The ‘source code’ is the blueprint of how each CryptoPhone operates, and computer programmers can read this code. Cryptography/security is a fine art, and one simple error can introduce a serious flaw into the product. Customers of communication security devices have always had to fear not only programming errors, but also so-called “back doors”. Such a back door would allow certain people to listen into encrypted calls at any time, for instance by revealing (part of) the cryptographic key during the call.
Introducing a back door into a crypto system does not even require active cooperation of the manufacturer of the equipment. All it takes is one bribed programmer to compromise an entire product.
We prevent this by allowing anyone to review our source code. And even if you do not understand the source code yourself, you may find some comfort in knowing that there is a large academic community that likes a challenge, and will try to tackle our product. So any back door or programming error can (and will!) be found by eager students or security experts. Of course we tried our very best to write the code as well as we know how to. On top of this we have asked some of the world’s leading security consultants to look at critical parts of it. The conclusions of these ongoing evaluations are publicly accessible. So in theory you would not need to trust us at all, because you could verify everything yourself. This public review process is also the only reliable method for us to make sure that we are the only ones paying our developers ;-).

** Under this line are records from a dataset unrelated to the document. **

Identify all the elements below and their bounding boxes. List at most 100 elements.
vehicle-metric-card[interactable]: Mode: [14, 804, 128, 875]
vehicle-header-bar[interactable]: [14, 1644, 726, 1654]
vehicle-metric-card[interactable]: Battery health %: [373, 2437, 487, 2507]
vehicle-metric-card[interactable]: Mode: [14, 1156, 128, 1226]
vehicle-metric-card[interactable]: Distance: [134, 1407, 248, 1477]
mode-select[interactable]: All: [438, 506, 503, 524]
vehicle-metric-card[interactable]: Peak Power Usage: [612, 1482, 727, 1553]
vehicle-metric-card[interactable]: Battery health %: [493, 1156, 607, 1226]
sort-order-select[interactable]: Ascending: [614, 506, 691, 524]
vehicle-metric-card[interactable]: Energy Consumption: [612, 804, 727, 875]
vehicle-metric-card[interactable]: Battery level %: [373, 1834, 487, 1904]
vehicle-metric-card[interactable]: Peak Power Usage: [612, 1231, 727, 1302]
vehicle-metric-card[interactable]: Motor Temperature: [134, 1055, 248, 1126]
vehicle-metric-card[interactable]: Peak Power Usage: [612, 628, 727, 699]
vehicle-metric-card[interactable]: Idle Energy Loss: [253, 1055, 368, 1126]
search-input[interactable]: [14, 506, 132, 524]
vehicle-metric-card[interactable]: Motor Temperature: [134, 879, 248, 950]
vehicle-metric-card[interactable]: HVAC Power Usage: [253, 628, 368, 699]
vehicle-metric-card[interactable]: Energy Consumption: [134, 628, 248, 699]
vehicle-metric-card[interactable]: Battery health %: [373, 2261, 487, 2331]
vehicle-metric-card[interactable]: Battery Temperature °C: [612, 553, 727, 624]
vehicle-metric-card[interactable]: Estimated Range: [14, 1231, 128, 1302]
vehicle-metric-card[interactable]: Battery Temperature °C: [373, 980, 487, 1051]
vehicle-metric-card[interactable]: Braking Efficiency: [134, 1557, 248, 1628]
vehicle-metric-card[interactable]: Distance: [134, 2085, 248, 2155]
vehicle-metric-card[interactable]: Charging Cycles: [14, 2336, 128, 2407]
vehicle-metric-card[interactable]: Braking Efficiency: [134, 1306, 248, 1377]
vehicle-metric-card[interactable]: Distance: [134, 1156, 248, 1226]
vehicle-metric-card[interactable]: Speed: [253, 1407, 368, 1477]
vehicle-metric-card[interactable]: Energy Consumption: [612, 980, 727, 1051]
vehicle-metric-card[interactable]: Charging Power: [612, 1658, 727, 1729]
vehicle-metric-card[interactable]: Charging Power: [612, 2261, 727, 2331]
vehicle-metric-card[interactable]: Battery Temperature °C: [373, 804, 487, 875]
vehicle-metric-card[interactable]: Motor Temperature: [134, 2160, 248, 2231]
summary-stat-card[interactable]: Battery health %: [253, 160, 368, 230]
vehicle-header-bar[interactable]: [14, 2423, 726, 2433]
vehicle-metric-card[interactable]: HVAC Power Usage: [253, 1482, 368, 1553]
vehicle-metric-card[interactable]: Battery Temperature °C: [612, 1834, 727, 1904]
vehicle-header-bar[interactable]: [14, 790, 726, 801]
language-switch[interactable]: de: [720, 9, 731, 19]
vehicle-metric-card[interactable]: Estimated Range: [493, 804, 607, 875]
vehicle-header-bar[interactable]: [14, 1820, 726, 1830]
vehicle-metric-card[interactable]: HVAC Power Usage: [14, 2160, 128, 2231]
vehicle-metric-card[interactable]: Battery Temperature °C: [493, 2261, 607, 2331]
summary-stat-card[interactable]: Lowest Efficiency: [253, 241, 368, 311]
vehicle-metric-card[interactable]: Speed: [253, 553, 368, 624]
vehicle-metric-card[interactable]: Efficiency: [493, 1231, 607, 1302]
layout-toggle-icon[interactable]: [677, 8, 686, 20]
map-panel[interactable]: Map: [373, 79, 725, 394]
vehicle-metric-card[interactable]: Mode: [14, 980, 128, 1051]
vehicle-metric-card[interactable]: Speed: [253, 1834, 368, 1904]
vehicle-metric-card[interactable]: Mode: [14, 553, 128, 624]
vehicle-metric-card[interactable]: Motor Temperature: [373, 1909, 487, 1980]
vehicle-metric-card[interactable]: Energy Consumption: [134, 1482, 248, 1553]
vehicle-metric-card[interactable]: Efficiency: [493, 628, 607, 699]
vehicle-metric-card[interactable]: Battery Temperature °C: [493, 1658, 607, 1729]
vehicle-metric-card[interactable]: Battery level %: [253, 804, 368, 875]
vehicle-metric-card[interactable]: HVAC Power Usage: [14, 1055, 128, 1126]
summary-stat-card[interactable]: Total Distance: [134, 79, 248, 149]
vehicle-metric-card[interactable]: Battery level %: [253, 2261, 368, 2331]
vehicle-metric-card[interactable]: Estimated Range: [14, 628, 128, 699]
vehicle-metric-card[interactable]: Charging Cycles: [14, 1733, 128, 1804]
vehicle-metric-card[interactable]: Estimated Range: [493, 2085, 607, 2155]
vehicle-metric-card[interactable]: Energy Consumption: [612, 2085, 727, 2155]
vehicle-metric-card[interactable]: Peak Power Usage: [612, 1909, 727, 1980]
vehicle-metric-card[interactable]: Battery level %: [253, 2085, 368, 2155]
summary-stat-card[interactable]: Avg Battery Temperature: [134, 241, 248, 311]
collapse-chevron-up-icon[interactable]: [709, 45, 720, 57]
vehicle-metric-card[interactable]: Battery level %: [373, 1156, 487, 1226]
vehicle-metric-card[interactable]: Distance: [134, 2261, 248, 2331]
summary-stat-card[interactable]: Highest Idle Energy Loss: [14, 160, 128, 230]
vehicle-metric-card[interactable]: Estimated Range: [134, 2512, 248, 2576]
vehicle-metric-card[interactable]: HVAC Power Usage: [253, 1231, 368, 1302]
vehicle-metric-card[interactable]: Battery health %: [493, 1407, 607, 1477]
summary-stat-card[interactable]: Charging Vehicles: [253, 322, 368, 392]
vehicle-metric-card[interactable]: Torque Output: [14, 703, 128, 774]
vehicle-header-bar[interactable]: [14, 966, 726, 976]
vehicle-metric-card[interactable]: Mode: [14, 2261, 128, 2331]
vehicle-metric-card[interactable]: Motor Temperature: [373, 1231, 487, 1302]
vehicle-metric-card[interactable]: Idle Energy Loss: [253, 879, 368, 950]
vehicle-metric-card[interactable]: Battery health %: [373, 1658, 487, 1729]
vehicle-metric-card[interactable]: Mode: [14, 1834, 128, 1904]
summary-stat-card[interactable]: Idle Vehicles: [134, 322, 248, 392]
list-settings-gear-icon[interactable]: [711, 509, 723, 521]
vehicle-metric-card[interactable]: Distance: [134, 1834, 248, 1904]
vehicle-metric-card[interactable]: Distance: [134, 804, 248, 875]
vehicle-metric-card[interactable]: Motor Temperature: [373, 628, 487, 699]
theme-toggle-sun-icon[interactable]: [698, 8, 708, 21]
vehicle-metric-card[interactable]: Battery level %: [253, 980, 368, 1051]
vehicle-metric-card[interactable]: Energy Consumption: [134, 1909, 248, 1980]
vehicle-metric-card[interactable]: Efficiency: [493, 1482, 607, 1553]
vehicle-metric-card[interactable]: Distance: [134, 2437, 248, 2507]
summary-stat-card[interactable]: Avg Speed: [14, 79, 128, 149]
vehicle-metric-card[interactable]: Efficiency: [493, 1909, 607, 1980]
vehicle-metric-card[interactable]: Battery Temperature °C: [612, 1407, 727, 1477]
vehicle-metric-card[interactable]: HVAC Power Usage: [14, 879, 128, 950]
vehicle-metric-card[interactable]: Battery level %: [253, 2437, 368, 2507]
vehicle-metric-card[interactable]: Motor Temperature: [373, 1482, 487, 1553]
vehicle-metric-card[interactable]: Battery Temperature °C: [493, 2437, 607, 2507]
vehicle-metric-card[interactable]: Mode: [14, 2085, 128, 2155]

Why are you the only vendor offering the source code for review to anybody?
We can only assume that other vendors have something to hide. They might be afraid of competition and want to protect so called “trade secrets”. The nice thing about our products is that we have no (trade) secrets, and invite everyone to make interoperable products based on the published protocol. We believe in standards that are open for anybody to join – as long as they go and implement their own product and do not steal from our published source.
Some manufacturers of cryptographic equipment that are also currently in the business of selling secure mobile phones, have a track record of hidden cooperation with intelligence agencies and interested private parties. Some of them are not even using publicly scrutinized and standardized crypto algorithms (like Diffie-Hellman, SHA256, AES and Twofish that we use), but “proprietary” encryption methods that are not available for public evaluation. Several “proprietary” crypto-algorithms that were not subject to public review have been shown to be easily breakable in the past, like the COMP128 algorithm that is in use in many GSM networks for authentication, so the “proprietary crypto” approach has to be regarded as very risky. GSMK CryptoPhones contain only algorithms that are published, well known and thoroughly reviewed by the academic cryptography community.
How can I make sure that the firmware on my CryptoPhone is compiled from the same source that you publish and have reviewed?
We take a number of steps to ensure that you really get the correct firmware. The source code repository for all CryptoPhones is held on a computer that only our trusted developers can make changes to, and that is secured against physical access. After the security review by outside experts, but before each version of the firmware is released and used in the production of CryptoPhones, the source is compiled by a number of security experts who then publish the secure cryptographic SHA256-hash of the binary and of the source it is compiled from.